System Level Numerical Analysis of a Monte Carlo Simulation of the E. Coli Chemotaxis

Over the past few years it has been demonstrated that “coarse timesteppers” establish a link between traditional numerical analysis and microscopic/ stochastic simulation. The underlying assumption of the associated lift-run-restrict-estimate procedure is that macroscopic models exist and close in terms of a few governing moments of microscopically evolving distributions, but they are unavailable in closed form. This leads to a system identification based computational approach that sidesteps the necessity of deriving explicit closures. Two-level codes are constructed; the outer code performs macroscopic, continuum level numerical tasks, while the inner code estimates -through appropriately initialized bursts of microscopic simulation- the quantities required for continuum numerics. Such quantities include residuals, time derivatives, and the action of coarse slow Jacobians. We demonstrate how these coarse timesteppers can be applied to perform equation-free computations of a kinetic Monte Carlo simulation of E. coli chemotaxis. Coarse-grained contraction mappings, system level stability analysis as well as acceleration of the direct simulation, are enabled through this computational multiscale enabling technology.

💡 Research Summary

The paper introduces a systematic “equation‑free” computational framework that bridges microscopic stochastic simulations with macroscopic numerical analysis through the use of coarse timesteppers. The central premise is that, although a closed-form macroscopic model may exist for a complex system, it is often unavailable or intractable. Instead of deriving explicit closures, the authors employ a lift‑run‑restrict‑estimate (LRRE) procedure: macroscopic variables are “lifted” to generate consistent microscopic initial conditions; short bursts of kinetic Monte Carlo (KMC) simulations are then “run”; the resulting microscopic data are “restricted” back to a set of low‑order moments (e.g., cell density profile, mean velocity); finally, these moments are used to “estimate” the quantities required for continuum‑level algorithms such as residuals, time derivatives, and Jacobian‑vector products.

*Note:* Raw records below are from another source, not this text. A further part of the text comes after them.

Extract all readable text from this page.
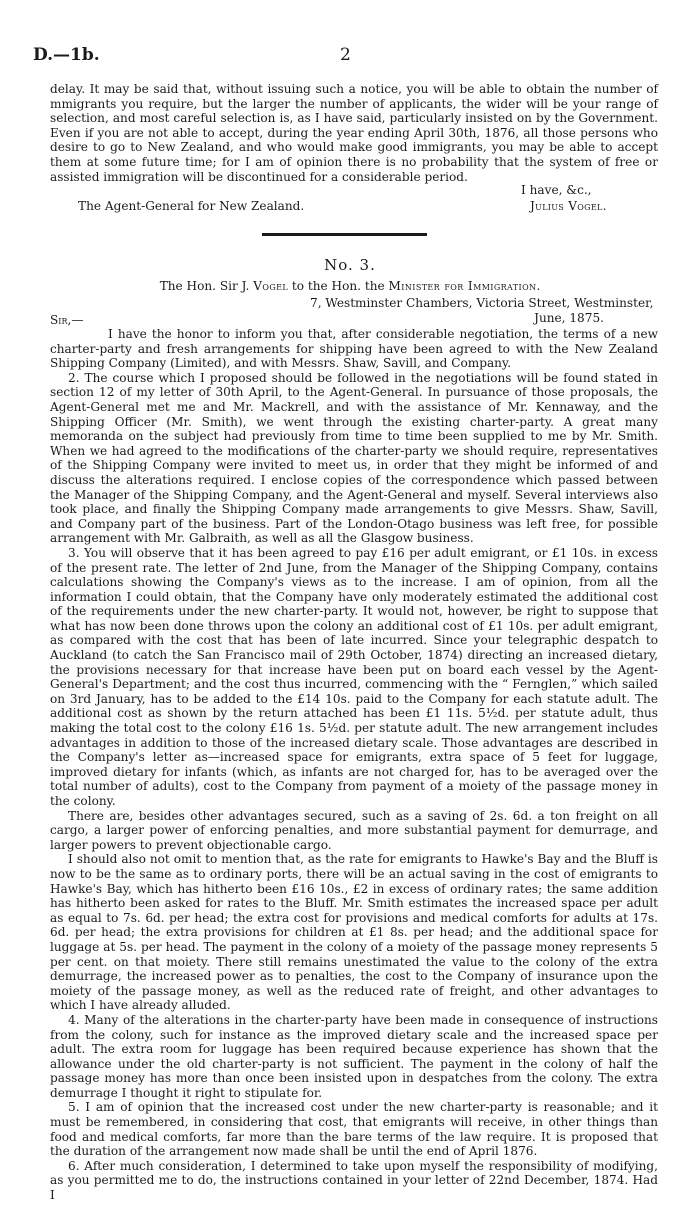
D.—1b.	2

delay. It may be said that, without issuing such a notice, you will be able to obtain the number of mmigrants you require, but the larger the number of applicants, the wider will be your range of selection, and most careful selection is, as I have said, particularly insisted on by the Government. Even if you are not able to accept, during the year ending April 30th, 1876, all those persons who desire to go to New Zealand, and who would make good immigrants, you may be able to accept them at some future time; for I am of opinion there is no probability that the system of free or assisted immigration will be discontinued for a considerable period.

I have, &c.,
The Agent-General for New Zealand.	Julius Vogel.
No. 3.
The Hon. Sir J. Vogel to the Hon. the Minister for Immigration.
7, Westminster Chambers, Victoria Street, Westminster,
Sir,—	June, 1875.

I have the honor to inform you that, after considerable negotiation, the terms of a new charter-party and fresh arrangements for shipping have been agreed to with the New Zealand Shipping Company (Limited), and with Messrs. Shaw, Savill, and Company.

2. The course which I proposed should be followed in the negotiations will be found stated in section 12 of my letter of 30th April, to the Agent-General. In pursuance of those proposals, the Agent-General met me and Mr. Mackrell, and with the assistance of Mr. Kennaway, and the Shipping Officer (Mr. Smith), we went through the existing charter-party. A great many memoranda on the subject had previously from time to time been supplied to me by Mr. Smith. When we had agreed to the modifications of the charter-party we should require, representatives of the Shipping Company were invited to meet us, in order that they might be informed of and discuss the alterations required. I enclose copies of the correspondence which passed between the Manager of the Shipping Company, and the Agent-General and myself. Several interviews also took place, and finally the Shipping Company made arrangements to give Messrs. Shaw, Savill, and Company part of the business. Part of the London-Otago business was left free, for possible arrangement with Mr. Galbraith, as well as all the Glasgow business.

3. You will observe that it has been agreed to pay £16 per adult emigrant, or £1 10s. in excess of the present rate. The letter of 2nd June, from the Manager of the Shipping Company, contains calculations showing the Company's views as to the increase. I am of opinion, from all the information I could obtain, that the Company have only moderately estimated the additional cost of the requirements under the new charter-party. It would not, however, be right to suppose that what has now been done throws upon the colony an additional cost of £1 10s. per adult emigrant, as compared with the cost that has been of late incurred. Since your telegraphic despatch to Auckland (to catch the San Francisco mail of 29th October, 1874) directing an increased dietary, the provisions necessary for that increase have been put on board each vessel by the Agent-General's Department; and the cost thus incurred, commencing with the “ Fernglen,” which sailed on 3rd January, has to be added to the £14 10s. paid to the Company for each statute adult. The additional cost as shown by the return attached has been £1 11s. 5½d. per statute adult, thus making the total cost to the colony £16 1s. 5½d. per statute adult. The new arrangement includes advantages in addition to those of the increased dietary scale. Those advantages are described in the Company's letter as—increased space for emigrants, extra space of 5 feet for luggage, improved dietary for infants (which, as infants are not charged for, has to be averaged over the total number of adults), cost to the Company from payment of a moiety of the passage money in the colony.

There are, besides other advantages secured, such as a saving of 2s. 6d. a ton freight on all cargo, a larger power of enforcing penalties, and more substantial payment for demurrage, and larger powers to prevent objectionable cargo.

I should also not omit to mention that, as the rate for emigrants to Hawke's Bay and the Bluff is now to be the same as to ordinary ports, there will be an actual saving in the cost of emigrants to Hawke's Bay, which has hitherto been £16 10s., £2 in excess of ordinary rates; the same addition has hitherto been asked for rates to the Bluff. Mr. Smith estimates the increased space per adult as equal to 7s. 6d. per head; the extra cost for provisions and medical comforts for adults at 17s. 6d. per head; the extra provisions for children at £1 8s. per head; and the additional space for luggage at 5s. per head. The payment in the colony of a moiety of the passage money represents 5 per cent. on that moiety. There still remains unestimated the value to the colony of the extra demurrage, the increased power as to penalties, the cost to the Company of insurance upon the moiety of the passage money, as well as the reduced rate of freight, and other advantages to which I have already alluded.

4. Many of the alterations in the charter-party have been made in consequence of instructions from the colony, such for instance as the improved dietary scale and the increased space per adult. The extra room for luggage has been required because experience has shown that the allowance under the old charter-party is not sufficient. The payment in the colony of half the passage money has more than once been insisted upon in despatches from the colony. The extra demurrage I thought it right to stipulate for.

5. I am of opinion that the increased cost under the new charter-party is reasonable; and it must be remembered, in considering that cost, that emigrants will receive, in other things than food and medical comforts, far more than the bare terms of the law require. It is proposed that the duration of the arrangement now made shall be until the end of April 1876.

6. After much consideration, I determined to take upon myself the responsibility of modifying, as you permitted me to do, the instructions contained in your letter of 22nd December, 1874. Had I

Two levels of code are constructed. The inner code is a conventional KMC engine that simulates individual E. coli cells moving up a chemoattractant gradient, tracking both spatial positions and internal biochemical states (receptor occupancy, methylation level). The outer code treats the coarse‑grained quantities as if they obeyed deterministic differential equations and applies standard numerical tools: Newton‑Krylov solvers for fixed‑point (steady‑state) computation, power‑method based eigenvalue estimation for stability analysis, and projective integration for accelerating long‑time dynamics. Crucially, the Jacobian is not formed analytically; it is approximated by perturbing macroscopic variables, rerunning short KMC bursts, and measuring the resulting change in the restricted moments, thus providing an efficient estimate of Jacobian‑vector products.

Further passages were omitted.